En bas, dans les salons de l’hôtel, on fait la fête au son d’un orchestre populaire, mais quand la nouvelle du décès de Saint-Saëns est connue, c’est la consternation. Saint-Saëns est né le 9 octobre 1935 à Paris. Naturellement je ne vais pas m’étaler sur la biographie de ce génie français, ce serait forcément lassant ! Sa longue existence lui aura permis de composer un nombre d’oeuvres très important, une petite partie seulement est jouée couramment de nos jours. Saint-Saëns est toujours resté un classique, en dépit de l’impressionnisme de Debussy, du dodécaphonisme de Schönberg ou des audaces d’un Stravinski. C’est pour cette raison que les Français ont souvent et injustement une opinion sévère vis-à-vis de Saint-Saëns, mais ils ont le même sentiment envers Berlioz, accusé pour le coup d’en faire trop ! Saint-Saëns n’était pas seulement un compositeur prolifique mais aussi un organiste et un pianiste de grand talent.
Passons à la musique à présent !
On va commencer avec la musique pour piano et orchestre, cinq concertos plus des pièces pour piano et orchestre. On va commencer avec le concerto numéro 2, sans doute le plus célèbre, composé en 1868 pour son ami Anton Rubinstein. Toutefois, lors de sa création, c’est le pianiste qui dirigeait l’orchestre, le compositeur tenant le clavier.

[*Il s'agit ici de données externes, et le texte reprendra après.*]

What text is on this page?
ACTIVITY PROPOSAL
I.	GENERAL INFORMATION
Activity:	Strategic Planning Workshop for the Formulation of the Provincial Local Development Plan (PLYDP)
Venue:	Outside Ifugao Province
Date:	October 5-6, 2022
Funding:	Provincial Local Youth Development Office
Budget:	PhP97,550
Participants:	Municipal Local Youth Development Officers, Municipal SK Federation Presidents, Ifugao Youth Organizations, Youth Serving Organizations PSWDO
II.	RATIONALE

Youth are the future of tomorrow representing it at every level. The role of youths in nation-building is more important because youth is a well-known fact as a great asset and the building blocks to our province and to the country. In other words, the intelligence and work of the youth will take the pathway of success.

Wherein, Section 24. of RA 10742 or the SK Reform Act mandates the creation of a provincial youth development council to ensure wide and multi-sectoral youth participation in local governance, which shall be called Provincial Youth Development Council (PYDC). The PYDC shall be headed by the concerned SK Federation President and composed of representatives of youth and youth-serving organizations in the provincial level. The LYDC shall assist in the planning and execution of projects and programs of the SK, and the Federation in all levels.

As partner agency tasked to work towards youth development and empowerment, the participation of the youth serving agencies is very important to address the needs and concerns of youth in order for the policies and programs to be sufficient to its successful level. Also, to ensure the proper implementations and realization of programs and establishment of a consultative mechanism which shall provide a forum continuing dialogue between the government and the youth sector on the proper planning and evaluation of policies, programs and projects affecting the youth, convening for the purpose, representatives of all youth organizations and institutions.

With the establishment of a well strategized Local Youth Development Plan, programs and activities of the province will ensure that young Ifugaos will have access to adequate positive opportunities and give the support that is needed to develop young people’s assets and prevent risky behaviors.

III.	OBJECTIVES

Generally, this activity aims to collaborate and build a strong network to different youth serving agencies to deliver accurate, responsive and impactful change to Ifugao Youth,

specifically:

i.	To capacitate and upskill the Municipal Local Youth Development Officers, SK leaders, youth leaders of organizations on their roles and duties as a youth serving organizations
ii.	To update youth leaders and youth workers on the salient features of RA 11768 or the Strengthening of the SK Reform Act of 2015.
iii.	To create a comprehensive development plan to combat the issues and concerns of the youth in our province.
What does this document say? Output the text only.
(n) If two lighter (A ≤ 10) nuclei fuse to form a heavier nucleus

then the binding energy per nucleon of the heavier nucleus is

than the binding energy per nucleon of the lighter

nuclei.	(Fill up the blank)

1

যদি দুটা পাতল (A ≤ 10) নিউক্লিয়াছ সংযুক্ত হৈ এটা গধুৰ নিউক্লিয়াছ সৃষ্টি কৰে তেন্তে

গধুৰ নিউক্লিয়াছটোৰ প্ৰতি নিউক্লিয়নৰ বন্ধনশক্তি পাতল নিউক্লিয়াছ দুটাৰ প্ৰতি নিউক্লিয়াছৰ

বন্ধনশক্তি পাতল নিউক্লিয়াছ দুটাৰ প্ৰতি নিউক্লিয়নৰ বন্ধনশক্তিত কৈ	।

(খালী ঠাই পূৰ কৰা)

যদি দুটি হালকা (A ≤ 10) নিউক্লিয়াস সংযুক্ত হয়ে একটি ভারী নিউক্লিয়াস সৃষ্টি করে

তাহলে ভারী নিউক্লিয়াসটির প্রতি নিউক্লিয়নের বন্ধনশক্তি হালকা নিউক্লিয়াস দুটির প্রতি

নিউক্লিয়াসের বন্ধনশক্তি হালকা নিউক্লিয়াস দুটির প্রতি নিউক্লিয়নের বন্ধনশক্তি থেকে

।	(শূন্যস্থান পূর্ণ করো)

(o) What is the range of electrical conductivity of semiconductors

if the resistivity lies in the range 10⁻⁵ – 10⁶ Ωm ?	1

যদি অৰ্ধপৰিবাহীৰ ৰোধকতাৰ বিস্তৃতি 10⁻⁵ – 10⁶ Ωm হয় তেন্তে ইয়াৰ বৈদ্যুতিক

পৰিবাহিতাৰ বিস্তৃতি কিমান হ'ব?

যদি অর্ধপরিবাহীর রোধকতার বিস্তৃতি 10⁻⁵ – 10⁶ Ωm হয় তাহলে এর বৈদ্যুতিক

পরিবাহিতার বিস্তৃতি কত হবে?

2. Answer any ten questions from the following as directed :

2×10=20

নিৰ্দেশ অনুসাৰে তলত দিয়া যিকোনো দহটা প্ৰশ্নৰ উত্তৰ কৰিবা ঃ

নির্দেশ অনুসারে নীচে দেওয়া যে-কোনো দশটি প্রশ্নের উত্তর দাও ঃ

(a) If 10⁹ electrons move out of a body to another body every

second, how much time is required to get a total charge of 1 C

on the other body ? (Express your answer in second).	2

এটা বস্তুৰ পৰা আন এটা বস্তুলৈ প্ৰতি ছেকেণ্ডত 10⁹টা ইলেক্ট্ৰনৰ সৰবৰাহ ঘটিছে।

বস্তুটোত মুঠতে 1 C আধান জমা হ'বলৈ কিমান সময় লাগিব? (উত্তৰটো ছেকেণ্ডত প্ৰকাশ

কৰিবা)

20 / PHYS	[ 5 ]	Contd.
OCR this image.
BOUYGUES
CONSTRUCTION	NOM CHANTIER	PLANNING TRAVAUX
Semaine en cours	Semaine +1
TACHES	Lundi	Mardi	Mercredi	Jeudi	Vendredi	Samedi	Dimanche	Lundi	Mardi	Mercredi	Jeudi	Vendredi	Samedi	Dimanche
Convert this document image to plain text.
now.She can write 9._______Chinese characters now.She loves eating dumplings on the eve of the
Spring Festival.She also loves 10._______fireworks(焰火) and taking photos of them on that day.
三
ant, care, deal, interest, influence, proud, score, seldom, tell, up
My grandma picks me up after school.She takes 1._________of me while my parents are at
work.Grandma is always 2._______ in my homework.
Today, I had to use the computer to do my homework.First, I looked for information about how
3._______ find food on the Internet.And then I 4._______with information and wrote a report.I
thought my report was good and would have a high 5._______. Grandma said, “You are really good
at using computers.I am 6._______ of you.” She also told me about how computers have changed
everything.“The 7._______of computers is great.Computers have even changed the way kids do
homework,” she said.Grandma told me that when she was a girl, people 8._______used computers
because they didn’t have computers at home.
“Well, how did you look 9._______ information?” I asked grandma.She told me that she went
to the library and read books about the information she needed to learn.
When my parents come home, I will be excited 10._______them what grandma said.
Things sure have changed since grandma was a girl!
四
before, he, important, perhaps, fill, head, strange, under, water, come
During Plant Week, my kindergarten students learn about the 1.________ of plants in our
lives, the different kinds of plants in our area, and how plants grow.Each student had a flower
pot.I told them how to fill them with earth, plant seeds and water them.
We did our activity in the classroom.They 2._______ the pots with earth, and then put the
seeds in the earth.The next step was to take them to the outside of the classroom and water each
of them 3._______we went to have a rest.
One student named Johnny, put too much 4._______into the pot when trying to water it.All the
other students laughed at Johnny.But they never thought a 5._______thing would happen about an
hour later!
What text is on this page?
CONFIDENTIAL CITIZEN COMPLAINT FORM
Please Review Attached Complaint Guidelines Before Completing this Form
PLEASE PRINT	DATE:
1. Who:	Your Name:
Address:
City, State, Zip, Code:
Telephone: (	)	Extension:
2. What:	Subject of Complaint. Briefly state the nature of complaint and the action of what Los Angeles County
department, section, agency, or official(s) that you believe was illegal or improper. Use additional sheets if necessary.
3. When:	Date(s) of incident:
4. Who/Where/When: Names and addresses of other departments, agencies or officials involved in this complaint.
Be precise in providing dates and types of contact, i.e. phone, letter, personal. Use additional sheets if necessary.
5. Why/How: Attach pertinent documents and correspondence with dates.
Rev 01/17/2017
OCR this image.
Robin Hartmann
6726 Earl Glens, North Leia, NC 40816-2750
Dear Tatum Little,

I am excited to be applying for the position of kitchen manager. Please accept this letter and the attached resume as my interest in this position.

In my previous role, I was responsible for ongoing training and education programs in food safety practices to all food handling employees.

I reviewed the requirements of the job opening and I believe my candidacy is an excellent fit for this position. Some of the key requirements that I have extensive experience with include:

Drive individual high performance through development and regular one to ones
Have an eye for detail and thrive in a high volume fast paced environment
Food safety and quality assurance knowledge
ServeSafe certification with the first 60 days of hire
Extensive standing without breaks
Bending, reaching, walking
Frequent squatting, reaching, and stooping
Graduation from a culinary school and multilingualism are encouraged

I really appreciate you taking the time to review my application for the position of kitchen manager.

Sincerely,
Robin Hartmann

C’est un autre Rubinstein que nous allons voir maintenant, il est accompagné par l’orchestre symphonique de Londres dirigé par André Prévin :
Autre morceau pour piano et orchestre, composé initialement pour piano seul en août 1884. Voici cette version jouée par le maître lui-même !
Et maintenant la version avec orchestre, de novembre 1884, on pourra remarquer la différence de tempo entre les deux interprétations, 6’53 » pour Saint-Saëns et 10’23 » pour l’orchestre des jeunes de Toronto !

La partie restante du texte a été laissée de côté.